I purchased this nailer are re-manufactured off of Ebay and it worked great until I hit a knot. It started leaking air from the top and the nose, then would only half drive a nail. I proceeded to tear it down, and solved the top air leak and the nose air leak, but it was leaking profusely from the trigger area and would not fire. 

I have replaced every gasket on it, and the three plastic piston parts to the trigger. Tonight, when I tested it, no air leaking until I pulled the trigger and air leaked from the side the trigger housing.

I do not believe I have any bad gaskets, and like i said, I replaced the plastic piston parts of the plunger assembly. It has to be something simple, I just don't know what it is. I do not believe any parts are missing. I have gone over, and over the diagrams and just don't see any parts that I haven't used, missing. 

Any suggestions? I have attached a picture of the diagrams with the parts I have replaced in red. I am trying not to take it to a shop, as I am sure it is probably something I am doing wrong.

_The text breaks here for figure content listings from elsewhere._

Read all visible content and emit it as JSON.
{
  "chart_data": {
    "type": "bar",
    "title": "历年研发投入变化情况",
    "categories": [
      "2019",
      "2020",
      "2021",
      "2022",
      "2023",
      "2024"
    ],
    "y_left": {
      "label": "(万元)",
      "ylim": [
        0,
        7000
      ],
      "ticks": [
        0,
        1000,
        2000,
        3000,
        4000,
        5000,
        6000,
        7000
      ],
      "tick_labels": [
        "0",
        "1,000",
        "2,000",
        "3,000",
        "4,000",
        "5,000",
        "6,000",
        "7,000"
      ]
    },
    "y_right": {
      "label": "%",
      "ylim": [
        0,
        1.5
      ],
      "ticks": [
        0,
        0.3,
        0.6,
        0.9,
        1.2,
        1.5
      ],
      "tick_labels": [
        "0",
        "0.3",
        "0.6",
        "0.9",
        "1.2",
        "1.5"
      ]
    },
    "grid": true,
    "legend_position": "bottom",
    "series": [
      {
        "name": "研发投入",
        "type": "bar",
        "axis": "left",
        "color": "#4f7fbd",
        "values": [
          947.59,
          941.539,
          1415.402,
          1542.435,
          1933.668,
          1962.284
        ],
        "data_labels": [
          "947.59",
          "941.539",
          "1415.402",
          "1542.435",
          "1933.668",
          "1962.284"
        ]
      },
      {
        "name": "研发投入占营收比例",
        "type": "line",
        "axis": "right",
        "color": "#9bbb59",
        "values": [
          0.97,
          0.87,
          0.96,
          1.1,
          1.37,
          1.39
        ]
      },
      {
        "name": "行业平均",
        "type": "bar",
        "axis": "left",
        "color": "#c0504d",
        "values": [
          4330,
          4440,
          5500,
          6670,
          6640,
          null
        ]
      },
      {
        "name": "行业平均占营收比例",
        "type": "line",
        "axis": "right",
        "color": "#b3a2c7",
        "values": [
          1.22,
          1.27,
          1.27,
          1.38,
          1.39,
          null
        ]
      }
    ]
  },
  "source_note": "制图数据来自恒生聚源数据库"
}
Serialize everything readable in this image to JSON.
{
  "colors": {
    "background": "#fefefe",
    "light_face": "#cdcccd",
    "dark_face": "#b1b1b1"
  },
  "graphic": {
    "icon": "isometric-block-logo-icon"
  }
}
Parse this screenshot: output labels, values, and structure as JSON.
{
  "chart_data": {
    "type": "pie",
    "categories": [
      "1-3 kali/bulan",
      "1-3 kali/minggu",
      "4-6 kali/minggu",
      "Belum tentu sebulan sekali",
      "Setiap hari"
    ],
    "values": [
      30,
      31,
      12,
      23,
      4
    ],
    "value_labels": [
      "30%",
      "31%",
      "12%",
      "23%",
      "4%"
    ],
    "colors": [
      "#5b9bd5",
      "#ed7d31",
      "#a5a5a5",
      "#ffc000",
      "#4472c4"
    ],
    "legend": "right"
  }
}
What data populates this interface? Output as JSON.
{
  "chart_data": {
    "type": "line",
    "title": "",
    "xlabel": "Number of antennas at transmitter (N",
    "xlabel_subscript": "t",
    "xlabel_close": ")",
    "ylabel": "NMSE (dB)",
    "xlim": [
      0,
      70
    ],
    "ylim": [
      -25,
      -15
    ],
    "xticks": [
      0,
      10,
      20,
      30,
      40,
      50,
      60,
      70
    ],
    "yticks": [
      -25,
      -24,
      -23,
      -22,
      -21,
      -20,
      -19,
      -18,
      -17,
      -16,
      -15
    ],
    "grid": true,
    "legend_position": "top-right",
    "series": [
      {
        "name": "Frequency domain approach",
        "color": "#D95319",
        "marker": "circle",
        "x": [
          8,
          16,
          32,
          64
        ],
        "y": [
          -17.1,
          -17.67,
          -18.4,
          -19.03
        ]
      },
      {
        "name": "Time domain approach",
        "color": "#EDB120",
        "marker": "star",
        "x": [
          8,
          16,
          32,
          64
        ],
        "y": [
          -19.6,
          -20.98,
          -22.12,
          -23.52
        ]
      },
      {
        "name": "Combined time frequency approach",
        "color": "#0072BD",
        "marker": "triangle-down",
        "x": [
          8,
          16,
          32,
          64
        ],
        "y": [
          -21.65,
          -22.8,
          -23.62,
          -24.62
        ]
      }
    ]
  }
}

Any help would be greatly appreciated. 

The url is the diagram to the nailer i have. 

http://www.ereplacementparts.com/hitachi-nr90ae-strip-nailer-parts-c-7927_13310_147615.html


----------



## Nato (Dec 30, 2020)

[


----------



## steves7839 (Aug 18, 2019)

I'm in the process of rebuilding one of this model. The two tiniest o-rings on the trigger valve plunger look rather wimpy and undersized for the grooves they are in. But the trigger valve looks good otherwise. If you replaced these two, it might have been easy to nick the ring or scratch the plunger. I would examine the housing for cracks and scratches on any of the o-ring seating surfaces, then replace the TV assembly in this case.

Going back in time to the initial problem that developed when the nailer hit a knot, did it bend the piston driver?


----------